# Thread: Generating vector field with critical points

1. ## Generating vector field with critical points

Hello,
For a school project I am asked to analyze a vector field. To analyze it, we need to generate a vector field with several critical points(focus, spiral, saddle..)

I have two questions about it:

1. I can generate most of them by manipulating functions (such as the function of a circle at (x,-y) has a vector field that is classified as focus) but how can I create one with all of them at different points? Such as a focus at around -2,2 and a spiral at 1,1 and so on?

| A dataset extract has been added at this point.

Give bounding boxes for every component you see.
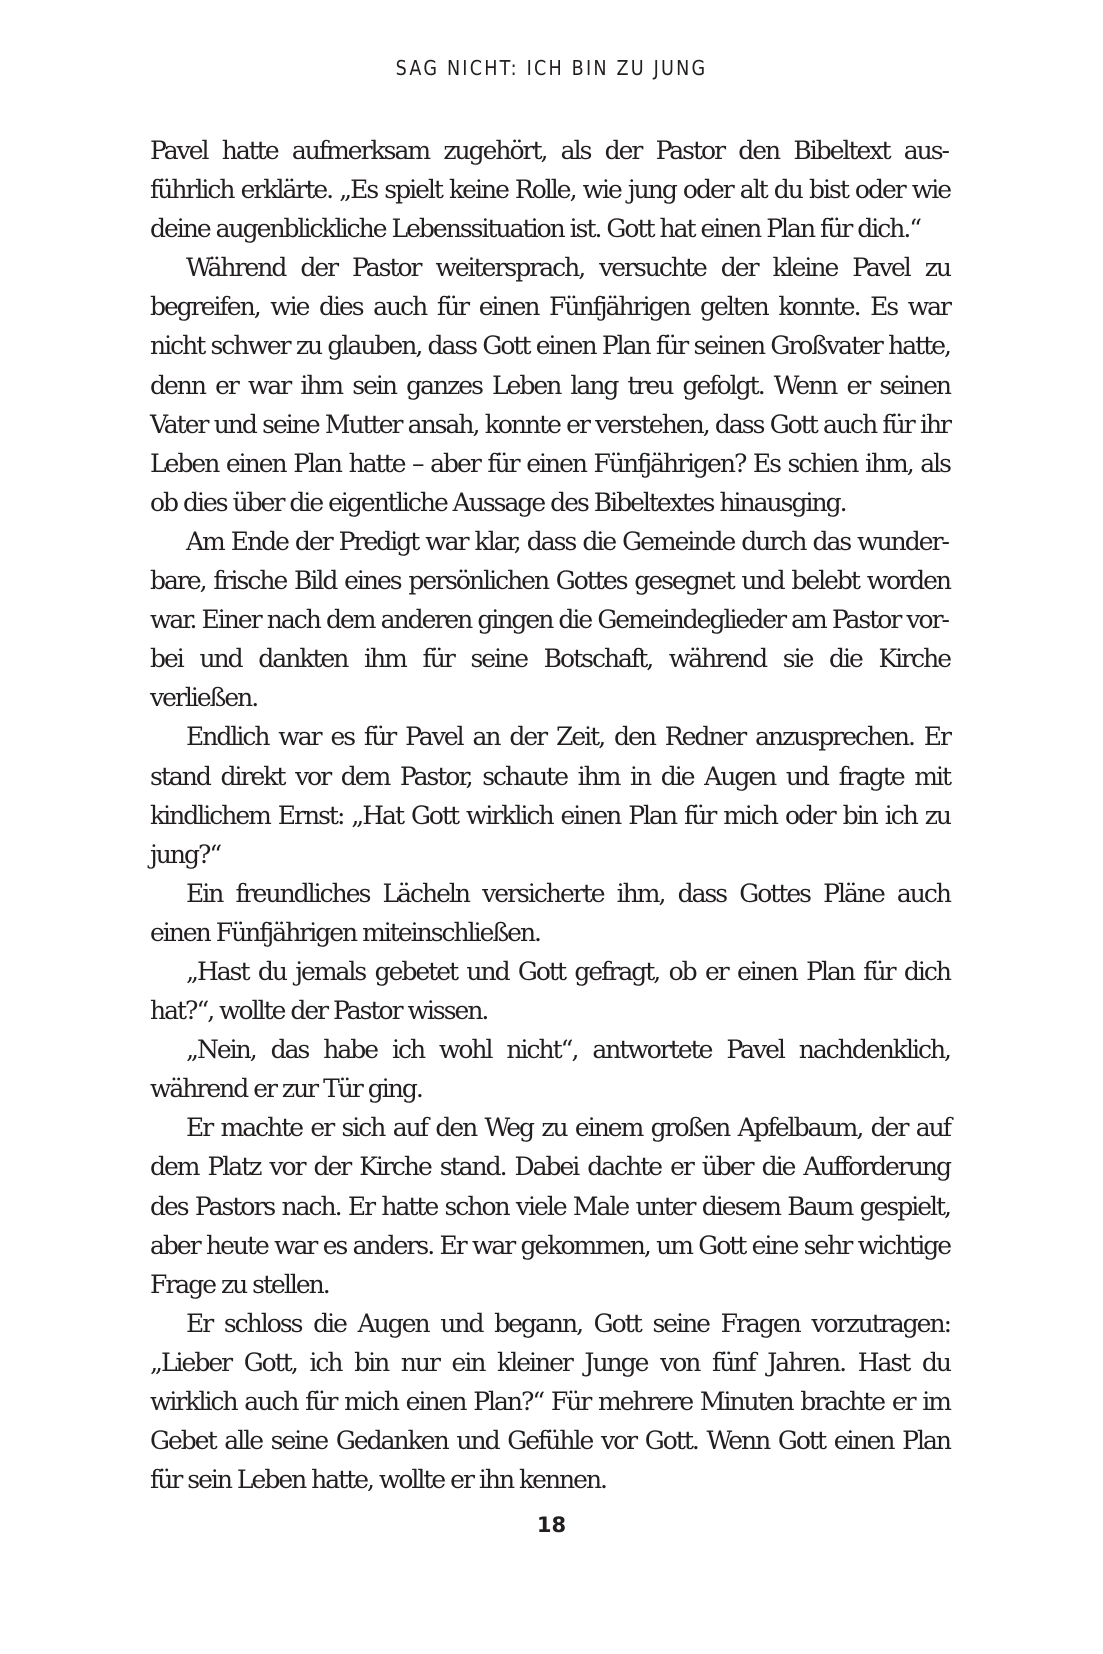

2. If I was given vector field, then I could analyze the critical points by the Jacobian method but the other way around is quite difficult for some classes of critical points. For instance a spiral is formed if the eigenvalues of the Jacobian is complex conjugates (with nonzero imaginary values), so how do I go about coming up with a function of sort?

2. Would be quite a challenge to come up with a system that has all eight styles. But as far as generating each one separately, do you know about the Trace-Determinant? If not, look it up. Now draw a circle around the origin in the T-D coordinate system. As the point (t,d) moves over this circle, it will pass through regions corresponding to each of the dynamic types. Now, calculate the coefficients corresponding to (t,d) for each region for the system:

x'=ax+by

y'=cx+ky

and the phase-space diagram for that system will pass through all eight of the dynamic styles as the point (t,d) travels around the circle.